The email address of the sender looks wrong: for example, a message might claim to come from ‘email@example.com’ but the email shows as ‘firstname.lastname@example.org’. However, it is possible to impersonate or ‘spoof’ addresses, so you shouldn’t rely on this alone.
It’s asking for sensitive or personal information: such as your password, PIN etc.
It’s trying to rush you with an urgent deadline to respond.
It has a suspicious link or attachment: similarly to email addresses, links that do not match the web address of the company or service the email claims to represent.
On protecting yourself online…
“As I’ve mentioned, a common goal of these scams is to steal your username and password. Don’t forget to use different passwords for different services and use strong passwords too. It doesn’t have to be the letters, numbers and special characters thing that a lot of sites promote – you could use pass-phrases like six random words, tied together with hyphens. But make sure the words aren’t related to you and are as random as possible. Personally, my preference is to use a Password Manager which generates strong passwords and stores them securely. I’d also recommend services with two-factor authentication, that’s when you login and have a second code sent to you. So, even if your username and password is stolen they still need another piece of information.

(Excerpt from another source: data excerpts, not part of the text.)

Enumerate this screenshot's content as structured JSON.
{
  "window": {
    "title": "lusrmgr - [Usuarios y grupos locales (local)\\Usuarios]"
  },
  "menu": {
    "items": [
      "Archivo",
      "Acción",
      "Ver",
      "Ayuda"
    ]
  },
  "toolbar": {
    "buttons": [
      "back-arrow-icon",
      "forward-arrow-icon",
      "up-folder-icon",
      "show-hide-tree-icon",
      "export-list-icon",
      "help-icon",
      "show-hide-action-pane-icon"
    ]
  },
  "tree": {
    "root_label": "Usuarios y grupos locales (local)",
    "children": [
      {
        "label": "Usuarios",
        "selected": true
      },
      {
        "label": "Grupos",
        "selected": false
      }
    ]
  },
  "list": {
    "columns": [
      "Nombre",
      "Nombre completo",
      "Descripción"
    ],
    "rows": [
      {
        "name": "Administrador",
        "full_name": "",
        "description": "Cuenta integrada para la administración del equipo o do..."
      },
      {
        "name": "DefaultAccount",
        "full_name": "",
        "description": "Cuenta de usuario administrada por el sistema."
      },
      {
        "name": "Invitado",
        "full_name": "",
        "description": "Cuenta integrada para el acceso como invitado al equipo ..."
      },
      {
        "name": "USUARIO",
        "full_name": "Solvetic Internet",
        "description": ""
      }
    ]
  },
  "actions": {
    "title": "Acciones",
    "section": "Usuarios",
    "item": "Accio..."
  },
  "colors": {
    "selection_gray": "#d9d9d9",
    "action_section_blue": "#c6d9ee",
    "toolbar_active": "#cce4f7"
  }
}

“There’s been a lot of advice about phishing and social engineering detection. Some of it is really questionable. For example, ‘don’t click on things’ – that’s like saying you should never leave your house if you don’t want to get mugged!
“My advice is to treat any approach like somebody coming to your door to sell you something. If you don’t have the time to check their credentials, don’t play into their time frame. If you’ve got 50 emails and one pings a red flag to you, put it into a folder, crawl through the other emails, and come back to this one when you’ve got time to look at it properly. Don’t reply to it, don’t click on the link, don’t open the attachment. If the email claims to come from an external organisation, such as your bank or University, call the bank directly via information on their official website rather than links or numbers in the message. If it’s from a friend or someone internal to your organisation, drop them a quick call to check.
“At the end of the day, it’s important for individuals and organisations to understand that even with extensive training and a detailed understanding of these scams people still fall for them, because they leverage vulnerabilities present in all of us and happen whilst we’re distracted by other things.”
On collective responsibility…
“People will still mistakes, such as choosing weak passwords, so organisations need to support them with technology and policy where possible, such as taking measures to prevent weak passwords being used or limiting the speed at which attackers can try to guess a password. An awful lot of the systems and countermeasures out there still fail to support the user adequately, meaning these relatively simple attacks remain a big problem.
“So for my PhD, I wanted to find out what’s really going on. I wanted to give something back to help people devise better training, build better defences and create software to lessen the burden on users and to ultimately make people’s jobs easier in the fight against cybercrime.”
The University of Bristol’s Cyber Security Group is part of the Academic Centre of Excellence in Cyber Security Research (ACE-CSR) at Bristol. The group’s research focuses on three over-arching but interlinked strands: security of cyber-physical infrastructures, software security and human behaviours.